Units stationed from 1940 to 1945

In August 1940 the IV (supplementary) group of Kampfgeschwader 2 was set up here and remained stationed here until March 1941. Achmer was temporarily used as a test site. Among other things, tests with defensive weapons against bomber formations were carried out by Focke-Wulf Fw 190 fighters from Test Command 25. In 1944, the then famous fighter pilot Walter Nowotny was stationed here, who was shot down on November 8, 1944 near Bramsche.

The following table shows a list of selected active flying units (excluding school and supplementary units) of the Luftwaffe that were stationed here between 1940 and 1945.

From To unit equipment
February 1940 March 1940 II./KG 27 (II. Group of Kampfgeschwader 27) Heinkel He 111
August 1940 March 1941 IV./KG 2 Dornier Thursday 17th
April 1941 July 1941 II./KG 2 Dornier Thursday 17, Thursday 217
September 1941 January 1942 III./KG 2 Dornier Thursday 17, Thursday 217
November 1941 December 1941 Rod / KG 2 Dornier Do 217
January 1942 August 1942 IV./KG 2 Dornier Do 217
September 1943 April 1944 Test Command 25 Focke-Wulf Fw 190
January 1944 July 1944 III./KG 2 Dornier Do 217
April 1944 May 1944 III./KG 3 Junkers Ju 88 , Heinkel He 111
August 1944 October 1944 Staff and II./KG 30 Junkers Ju 88
September 1944 October 1944 III./JG 11 ( III.Group of Jagdgeschwader 11) Focke-Wulf Fw 190
November 1944 March 1945 IV./JG 27 Messerschmitt Bf 109
January 1945 January 1945 II./KG 51 Messerschmitt Me 262
January 1945 March 1945 Staff and III./KG 76 Arado Ar 234

Conquered in 1945 and used after the war

In early April 1945, British units reached the region and occupied the air base.

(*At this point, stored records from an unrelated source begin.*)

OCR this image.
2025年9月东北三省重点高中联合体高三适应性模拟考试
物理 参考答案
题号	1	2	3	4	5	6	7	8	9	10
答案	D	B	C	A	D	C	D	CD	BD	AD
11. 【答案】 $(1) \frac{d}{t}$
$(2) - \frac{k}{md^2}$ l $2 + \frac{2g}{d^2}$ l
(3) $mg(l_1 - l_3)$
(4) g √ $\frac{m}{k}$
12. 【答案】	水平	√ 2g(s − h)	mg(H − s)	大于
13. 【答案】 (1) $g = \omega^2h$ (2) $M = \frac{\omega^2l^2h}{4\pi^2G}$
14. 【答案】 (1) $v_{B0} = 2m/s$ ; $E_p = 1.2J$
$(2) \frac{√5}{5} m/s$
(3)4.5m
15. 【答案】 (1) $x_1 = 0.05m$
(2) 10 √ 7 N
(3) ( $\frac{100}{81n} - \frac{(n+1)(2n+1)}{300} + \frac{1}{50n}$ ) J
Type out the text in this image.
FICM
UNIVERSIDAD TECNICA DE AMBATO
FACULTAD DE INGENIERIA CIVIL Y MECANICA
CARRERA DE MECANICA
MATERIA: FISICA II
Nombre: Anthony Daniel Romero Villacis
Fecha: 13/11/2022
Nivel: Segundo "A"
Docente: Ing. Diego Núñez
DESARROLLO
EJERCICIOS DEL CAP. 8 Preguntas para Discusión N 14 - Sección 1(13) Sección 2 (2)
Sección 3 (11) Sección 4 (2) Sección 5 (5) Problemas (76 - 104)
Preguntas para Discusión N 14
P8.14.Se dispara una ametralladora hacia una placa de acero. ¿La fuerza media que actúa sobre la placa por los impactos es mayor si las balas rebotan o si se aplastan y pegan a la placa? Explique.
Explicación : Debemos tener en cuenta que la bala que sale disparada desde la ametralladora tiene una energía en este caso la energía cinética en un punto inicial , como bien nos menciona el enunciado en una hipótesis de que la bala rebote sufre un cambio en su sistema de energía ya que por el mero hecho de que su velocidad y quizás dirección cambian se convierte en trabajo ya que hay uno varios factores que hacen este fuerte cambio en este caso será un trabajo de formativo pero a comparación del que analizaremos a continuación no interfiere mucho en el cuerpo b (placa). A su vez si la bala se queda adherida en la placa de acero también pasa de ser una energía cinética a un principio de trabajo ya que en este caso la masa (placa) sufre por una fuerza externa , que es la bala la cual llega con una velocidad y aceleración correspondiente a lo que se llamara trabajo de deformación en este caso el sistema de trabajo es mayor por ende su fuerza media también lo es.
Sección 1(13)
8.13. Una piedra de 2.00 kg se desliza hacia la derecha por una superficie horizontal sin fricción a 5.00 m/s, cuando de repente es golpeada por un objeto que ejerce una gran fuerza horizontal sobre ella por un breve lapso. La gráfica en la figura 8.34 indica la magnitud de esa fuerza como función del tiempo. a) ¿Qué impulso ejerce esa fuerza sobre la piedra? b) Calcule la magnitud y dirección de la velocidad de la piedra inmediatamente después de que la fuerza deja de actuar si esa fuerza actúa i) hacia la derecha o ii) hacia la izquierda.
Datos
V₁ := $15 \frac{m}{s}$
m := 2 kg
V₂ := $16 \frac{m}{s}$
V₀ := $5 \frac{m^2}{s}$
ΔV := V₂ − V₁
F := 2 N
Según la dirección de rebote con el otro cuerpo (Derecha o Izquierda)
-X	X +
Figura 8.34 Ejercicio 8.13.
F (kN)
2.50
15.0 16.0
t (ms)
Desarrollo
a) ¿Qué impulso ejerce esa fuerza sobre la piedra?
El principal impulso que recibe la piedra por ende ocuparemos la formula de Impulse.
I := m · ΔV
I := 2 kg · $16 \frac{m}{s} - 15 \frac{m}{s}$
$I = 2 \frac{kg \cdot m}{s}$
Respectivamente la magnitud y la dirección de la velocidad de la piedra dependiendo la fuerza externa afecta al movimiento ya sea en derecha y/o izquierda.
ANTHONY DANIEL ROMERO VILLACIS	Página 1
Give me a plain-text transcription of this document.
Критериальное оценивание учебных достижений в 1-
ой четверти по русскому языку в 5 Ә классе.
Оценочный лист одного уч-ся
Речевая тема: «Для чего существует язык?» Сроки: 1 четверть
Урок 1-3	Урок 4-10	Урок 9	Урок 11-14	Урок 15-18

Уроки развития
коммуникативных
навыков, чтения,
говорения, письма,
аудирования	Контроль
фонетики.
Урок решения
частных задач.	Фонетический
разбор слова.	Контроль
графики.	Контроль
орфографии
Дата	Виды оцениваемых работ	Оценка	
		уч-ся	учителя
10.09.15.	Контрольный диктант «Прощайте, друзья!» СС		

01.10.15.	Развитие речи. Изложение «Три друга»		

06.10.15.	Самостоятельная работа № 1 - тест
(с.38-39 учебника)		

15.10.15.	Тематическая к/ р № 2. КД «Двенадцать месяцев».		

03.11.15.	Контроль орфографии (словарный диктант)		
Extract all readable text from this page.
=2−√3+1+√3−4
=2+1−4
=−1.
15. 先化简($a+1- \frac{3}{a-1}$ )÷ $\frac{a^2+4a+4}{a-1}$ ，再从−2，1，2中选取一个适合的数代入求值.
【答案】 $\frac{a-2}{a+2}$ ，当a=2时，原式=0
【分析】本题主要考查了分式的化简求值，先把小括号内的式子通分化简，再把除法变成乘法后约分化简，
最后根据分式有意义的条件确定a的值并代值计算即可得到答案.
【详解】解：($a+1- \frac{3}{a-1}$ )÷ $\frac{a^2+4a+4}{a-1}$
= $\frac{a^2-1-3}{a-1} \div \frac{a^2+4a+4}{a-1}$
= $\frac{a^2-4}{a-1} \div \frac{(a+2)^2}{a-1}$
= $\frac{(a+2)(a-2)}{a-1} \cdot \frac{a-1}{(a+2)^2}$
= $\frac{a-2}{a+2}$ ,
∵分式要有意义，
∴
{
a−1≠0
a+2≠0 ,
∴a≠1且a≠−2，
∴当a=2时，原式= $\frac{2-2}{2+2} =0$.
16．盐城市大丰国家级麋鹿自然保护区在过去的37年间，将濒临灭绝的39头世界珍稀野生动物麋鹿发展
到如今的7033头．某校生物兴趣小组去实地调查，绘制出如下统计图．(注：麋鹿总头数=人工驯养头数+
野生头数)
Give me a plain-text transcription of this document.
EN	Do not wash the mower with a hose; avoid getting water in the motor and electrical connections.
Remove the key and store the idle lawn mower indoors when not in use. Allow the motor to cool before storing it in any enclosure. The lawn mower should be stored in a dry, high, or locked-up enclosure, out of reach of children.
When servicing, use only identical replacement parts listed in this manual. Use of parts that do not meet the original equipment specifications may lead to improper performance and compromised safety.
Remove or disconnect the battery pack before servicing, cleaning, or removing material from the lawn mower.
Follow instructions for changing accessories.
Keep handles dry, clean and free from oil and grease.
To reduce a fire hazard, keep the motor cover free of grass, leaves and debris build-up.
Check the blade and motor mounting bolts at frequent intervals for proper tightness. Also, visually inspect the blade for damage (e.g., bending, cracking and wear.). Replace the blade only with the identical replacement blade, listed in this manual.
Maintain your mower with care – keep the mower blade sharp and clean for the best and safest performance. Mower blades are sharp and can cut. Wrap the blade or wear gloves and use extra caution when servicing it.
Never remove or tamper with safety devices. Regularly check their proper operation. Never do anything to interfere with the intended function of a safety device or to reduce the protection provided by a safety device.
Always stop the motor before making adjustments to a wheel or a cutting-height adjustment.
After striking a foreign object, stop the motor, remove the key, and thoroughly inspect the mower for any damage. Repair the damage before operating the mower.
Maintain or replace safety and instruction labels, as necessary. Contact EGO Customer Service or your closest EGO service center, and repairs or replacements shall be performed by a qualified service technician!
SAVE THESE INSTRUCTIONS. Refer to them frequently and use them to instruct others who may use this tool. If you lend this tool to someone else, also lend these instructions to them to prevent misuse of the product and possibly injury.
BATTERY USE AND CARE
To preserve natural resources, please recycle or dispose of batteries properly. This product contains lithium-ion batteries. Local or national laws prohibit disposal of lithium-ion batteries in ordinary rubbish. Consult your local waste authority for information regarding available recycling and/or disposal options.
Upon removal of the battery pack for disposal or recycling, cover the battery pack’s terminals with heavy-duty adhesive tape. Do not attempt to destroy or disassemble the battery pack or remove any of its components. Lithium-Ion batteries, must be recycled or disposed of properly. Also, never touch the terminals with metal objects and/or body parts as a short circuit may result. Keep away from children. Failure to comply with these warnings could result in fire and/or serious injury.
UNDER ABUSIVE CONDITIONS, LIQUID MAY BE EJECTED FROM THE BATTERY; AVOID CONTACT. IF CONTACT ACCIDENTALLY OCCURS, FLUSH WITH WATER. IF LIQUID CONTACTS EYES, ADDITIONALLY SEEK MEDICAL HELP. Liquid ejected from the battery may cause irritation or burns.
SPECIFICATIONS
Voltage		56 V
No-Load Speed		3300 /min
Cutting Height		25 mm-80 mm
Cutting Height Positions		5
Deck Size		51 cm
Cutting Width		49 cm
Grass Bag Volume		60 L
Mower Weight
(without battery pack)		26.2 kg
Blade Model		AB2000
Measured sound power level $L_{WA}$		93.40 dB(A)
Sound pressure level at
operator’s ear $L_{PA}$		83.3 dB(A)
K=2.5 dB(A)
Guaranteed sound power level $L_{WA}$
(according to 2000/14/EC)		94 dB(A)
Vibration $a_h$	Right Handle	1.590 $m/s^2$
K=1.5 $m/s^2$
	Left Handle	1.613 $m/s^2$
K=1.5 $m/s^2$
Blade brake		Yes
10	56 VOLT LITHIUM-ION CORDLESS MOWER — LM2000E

The British Air Force of Occupation used what the Allies called Airfield B.110 for a short time after the conquest as a military airfield.In the summer of 1945, Mitchell II / III bombers of the 139th Wing (squadron) were lying here . After the war, a 10 km² large was training area of the British Army of the Rhine south of the airfield in part on the territory of the neighboring peasantry Seeste , community Westerkappeln . Plans of the Federal Ministry of Defense from the period around 1960 saw before, here again a larger Air Force airfield for air transport squadron to build. The land acquisition and preparatory work for the expansion had already taken place, but later these plans were no longer pursued. In the meantime, nature has reclaimed the area, so to speak, and there is not much left of the old air base.

literature

  • Karl Ries / Wolfgang Dietrich: Air bases and deployment ports of the Air Force . Motorbuch-Verlag, Stuttgart 1993, ISBN 3613014866 .

Web links

Individual evidence

  1. Achmer Air Base. Retrieved October 5, 2019 .
  2. ^ Hauke ​​Haubrock: Flak position Seester Feld / Air Base Achmer (light flak), Westerkappeln - air raid systems - underground Osnabrück. May 6, 2016, accessed October 5, 2019 .
  3. Achmer Air Base. Retrieved October 5, 2019 .
  4. ^ Hauke ​​Haubrock: February 21, 1944: First air raid on Achmer Air Base - Chronik - Untergrund Osnabrück. February 20, 2017, accessed October 5, 2019 .
  5. ^ Hauke ​​Haubrock: March 23, 1944: Second air raid on Achmer Air Base - Chronik - Untergrund Osnabrück. February 21, 2017, accessed October 5, 2019 .
  6. ^ Hauke ​​Haubrock: March 21, 1945: Fourth air raid on the Achmer air base - Chronik - Untergrund Osnabrück. February 21, 2017, accessed October 5, 2019 .
  7. Kampfgeschwader 2. Accessed October 5, 2019 .
  8. Achmer Air Base. Retrieved October 5, 2019 .
  9. Test Command 25. Retrieved October 5, 2019 .
  10. Henry L. deZeng IV: Air Force Airfields 1935-45 Germany (1937 Borders) , p.3 , accessed on January 12 of 2019.